A global drilling fund could solve geothermal's catch-22

(Nanowerk News) The Catch-22 problem that is holding back world investment in geothermal power could be addressed via the establishment of a “global geothermal exploration drilling fund”, with either private investors and banks or government entities and development banks as the capital providers.
A new White Paper, published today by research firm Bloomberg New Energy Finance and analysis provider Rinova International, examines how a possible $500m fund could help geothermal developers. At present, the industry faces the problem that that even though the sector as a whole can offer attractive returns, it is very difficult to raise the capital to drill individual wells because of the high risk of failure.
The drilling fund discussed in the White Paper would offer debt financing to exploration-phase projects at rates that might appear high compared to conventional infrastructure loans but would nevertheless be attractive enough to make geothermal projects viable.
Mark Taylor, lead geothermal analyst at Bloomberg New Energy Finance and co-author of the report, said: “Geothermal is one of the most attractive renewable power sources for countries to develop. It is zero-carbon, the technology is well proven over decades, and it can offer baseload, non-intermittent electricity at a cost close to that of fossil-fuel sources.
“The problem is that wells are expensive to drill and the often modestly capitalised developers find it difficult to raise either equity or debt finance because investors fear that the company concerned will be one that drills unsuccessfully and then fails. The proposed fund would be big enough to take losses, in the knowledge that the winners will outweigh the losers. It would be a particularly valuable source of finance in developing countries, where the majority of world’s unexploited geothermal power is located,” Taylor added.
The research found that a commercial financing basis approach using a 7% cost of capital would result in a 17% interest rate to market developers, while a fund with public sector support and a 3.5% rate of return to public sector contributors could offer loans at a 14% interest rate.
The fund’s economics are also attractive from a development perspective, with a 1:25 indirect financial leverage ratio, and 9MW of capacity resulting per million dollars of funds utilised. Put differently, $500m in the fund would result in approximately $9.6bn of new investment in geothermal projects.

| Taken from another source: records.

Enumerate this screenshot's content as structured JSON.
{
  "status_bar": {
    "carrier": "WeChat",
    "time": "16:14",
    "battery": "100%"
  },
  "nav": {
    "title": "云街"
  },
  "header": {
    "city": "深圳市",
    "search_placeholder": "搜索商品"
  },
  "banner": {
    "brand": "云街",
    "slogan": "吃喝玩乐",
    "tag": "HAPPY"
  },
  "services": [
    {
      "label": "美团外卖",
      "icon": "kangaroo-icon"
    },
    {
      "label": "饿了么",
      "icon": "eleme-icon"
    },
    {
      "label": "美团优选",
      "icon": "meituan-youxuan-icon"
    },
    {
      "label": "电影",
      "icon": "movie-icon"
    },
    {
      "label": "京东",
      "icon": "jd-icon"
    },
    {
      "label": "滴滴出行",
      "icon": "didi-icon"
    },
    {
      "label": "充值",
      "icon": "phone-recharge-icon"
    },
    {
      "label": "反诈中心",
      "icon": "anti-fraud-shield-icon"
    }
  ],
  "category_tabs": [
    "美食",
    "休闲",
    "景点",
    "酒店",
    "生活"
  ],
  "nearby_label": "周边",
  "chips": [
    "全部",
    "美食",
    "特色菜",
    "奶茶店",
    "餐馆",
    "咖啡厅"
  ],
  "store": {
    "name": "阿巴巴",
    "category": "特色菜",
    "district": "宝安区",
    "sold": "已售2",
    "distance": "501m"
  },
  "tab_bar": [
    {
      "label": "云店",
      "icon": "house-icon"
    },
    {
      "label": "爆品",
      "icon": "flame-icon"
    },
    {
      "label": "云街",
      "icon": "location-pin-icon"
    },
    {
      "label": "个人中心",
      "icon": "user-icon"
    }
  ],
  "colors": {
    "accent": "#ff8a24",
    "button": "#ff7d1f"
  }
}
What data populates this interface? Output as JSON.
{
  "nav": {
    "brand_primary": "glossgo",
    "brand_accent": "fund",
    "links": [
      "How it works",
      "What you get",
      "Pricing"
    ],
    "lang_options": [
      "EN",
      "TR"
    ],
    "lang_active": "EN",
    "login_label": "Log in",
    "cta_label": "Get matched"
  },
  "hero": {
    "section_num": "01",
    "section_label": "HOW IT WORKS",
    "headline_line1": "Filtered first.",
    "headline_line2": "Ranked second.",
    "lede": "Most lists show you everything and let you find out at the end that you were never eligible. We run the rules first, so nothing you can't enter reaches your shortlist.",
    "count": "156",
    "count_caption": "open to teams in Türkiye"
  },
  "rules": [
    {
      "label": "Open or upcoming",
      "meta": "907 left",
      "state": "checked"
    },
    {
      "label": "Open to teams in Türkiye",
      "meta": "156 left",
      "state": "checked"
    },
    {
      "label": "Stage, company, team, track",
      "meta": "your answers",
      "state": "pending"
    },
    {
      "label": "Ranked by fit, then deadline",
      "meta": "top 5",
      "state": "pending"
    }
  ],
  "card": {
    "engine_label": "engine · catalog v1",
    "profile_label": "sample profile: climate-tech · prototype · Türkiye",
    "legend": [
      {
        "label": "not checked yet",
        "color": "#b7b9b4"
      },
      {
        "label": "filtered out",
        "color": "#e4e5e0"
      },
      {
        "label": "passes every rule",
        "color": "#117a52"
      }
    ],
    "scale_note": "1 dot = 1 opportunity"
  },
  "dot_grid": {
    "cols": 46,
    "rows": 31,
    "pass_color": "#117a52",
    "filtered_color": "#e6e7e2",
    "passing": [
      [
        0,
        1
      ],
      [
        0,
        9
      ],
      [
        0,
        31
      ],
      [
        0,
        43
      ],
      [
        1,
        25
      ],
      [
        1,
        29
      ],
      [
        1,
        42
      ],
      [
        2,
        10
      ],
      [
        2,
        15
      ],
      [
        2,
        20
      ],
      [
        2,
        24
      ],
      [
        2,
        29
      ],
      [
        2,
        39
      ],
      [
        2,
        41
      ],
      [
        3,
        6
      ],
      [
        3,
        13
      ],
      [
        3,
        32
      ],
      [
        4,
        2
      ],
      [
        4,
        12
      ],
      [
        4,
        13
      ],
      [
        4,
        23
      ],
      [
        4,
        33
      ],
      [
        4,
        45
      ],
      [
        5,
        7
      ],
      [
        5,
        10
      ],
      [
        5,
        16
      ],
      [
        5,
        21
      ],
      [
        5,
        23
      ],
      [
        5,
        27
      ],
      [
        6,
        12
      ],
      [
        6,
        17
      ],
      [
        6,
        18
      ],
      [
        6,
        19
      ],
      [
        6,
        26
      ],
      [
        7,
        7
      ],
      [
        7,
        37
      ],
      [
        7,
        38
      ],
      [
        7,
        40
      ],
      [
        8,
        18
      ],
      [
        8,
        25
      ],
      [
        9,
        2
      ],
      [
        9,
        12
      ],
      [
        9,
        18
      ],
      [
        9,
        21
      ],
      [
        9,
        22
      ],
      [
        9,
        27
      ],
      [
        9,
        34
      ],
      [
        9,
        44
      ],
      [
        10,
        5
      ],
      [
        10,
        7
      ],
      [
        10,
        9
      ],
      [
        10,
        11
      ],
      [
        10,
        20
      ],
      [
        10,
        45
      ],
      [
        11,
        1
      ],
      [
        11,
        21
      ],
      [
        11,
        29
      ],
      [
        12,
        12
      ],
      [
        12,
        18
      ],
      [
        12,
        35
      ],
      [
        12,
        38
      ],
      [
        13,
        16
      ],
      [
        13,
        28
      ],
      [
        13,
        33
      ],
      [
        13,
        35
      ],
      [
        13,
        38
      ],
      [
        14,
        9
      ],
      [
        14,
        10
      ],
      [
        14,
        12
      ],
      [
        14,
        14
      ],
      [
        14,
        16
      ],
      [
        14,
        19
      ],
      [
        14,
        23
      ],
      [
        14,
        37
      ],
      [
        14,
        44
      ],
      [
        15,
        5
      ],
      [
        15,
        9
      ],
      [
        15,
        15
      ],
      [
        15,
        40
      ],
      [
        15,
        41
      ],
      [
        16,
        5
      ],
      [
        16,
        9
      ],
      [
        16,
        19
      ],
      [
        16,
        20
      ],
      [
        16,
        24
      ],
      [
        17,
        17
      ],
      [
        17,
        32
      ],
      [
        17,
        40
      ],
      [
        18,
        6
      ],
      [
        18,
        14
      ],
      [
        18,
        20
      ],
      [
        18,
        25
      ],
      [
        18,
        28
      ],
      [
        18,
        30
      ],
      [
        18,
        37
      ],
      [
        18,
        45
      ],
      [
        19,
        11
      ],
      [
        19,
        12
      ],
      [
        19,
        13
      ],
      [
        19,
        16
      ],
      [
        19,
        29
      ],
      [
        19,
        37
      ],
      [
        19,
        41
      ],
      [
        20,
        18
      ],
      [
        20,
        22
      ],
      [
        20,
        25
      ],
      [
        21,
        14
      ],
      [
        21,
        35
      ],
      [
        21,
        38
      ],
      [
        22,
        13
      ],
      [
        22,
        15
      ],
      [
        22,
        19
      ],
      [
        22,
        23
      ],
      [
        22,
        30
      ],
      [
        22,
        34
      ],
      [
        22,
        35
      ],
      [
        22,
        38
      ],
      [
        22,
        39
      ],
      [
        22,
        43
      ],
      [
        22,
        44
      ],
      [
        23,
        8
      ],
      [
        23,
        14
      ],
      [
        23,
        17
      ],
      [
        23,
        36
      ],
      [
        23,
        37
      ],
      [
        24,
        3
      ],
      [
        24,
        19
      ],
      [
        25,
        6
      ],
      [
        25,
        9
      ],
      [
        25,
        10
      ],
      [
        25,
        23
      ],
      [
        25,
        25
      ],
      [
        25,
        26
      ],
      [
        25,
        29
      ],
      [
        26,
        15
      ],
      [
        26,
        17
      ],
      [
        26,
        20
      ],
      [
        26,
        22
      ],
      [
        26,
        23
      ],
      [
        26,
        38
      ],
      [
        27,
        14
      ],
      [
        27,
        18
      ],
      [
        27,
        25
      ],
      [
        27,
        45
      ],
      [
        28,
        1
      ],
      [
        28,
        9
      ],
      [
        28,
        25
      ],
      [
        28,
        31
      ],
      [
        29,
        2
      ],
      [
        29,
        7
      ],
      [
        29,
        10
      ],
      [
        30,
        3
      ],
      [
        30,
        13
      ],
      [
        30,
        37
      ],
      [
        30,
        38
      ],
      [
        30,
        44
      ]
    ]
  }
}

The fund would directly finance drilling of 473MW across a portfolio of 24 projects and, in the scenario the White Paper presents, those confirmed resources would catalyse an additional 1,927MW, taking the total impact of the fund coming to 2,400MW.
Jessica Thompson, president of Rinova International, said: “It is $5–9m to develop each well, and so it costs about $10–36m just to know whether or not a particular resource merits development, since any developer would need to drill between two and four wells per site. The high cost and risk of answering this question is keeping most geothermal sites undeveloped.”
Bloomberg New Energy Finance data suggest that just 6% of the world’s estimated 196GW of geothermal potential has so far been realised. Much of the capacity that has been built is in developed economies, such as the US, Italy and Iceland, and the large majority of the capacity that could be built is in developing countries such as Indonesia, the East African Rift Valley and Central and South America.
Geothermal power as discussed in the White Paper exploits naturally occurring pockets of steam or hot water close to the Earth’s surface (eg, volcanic areas) to generate electricity. Wells are drilled to extract steam or hot water from underground reservoirs. Steam can be used to drive a turbine. Hot water can be sent to a heat exchanger system where a working fluid is evaporated and the resultant gas is used to drive a turbine.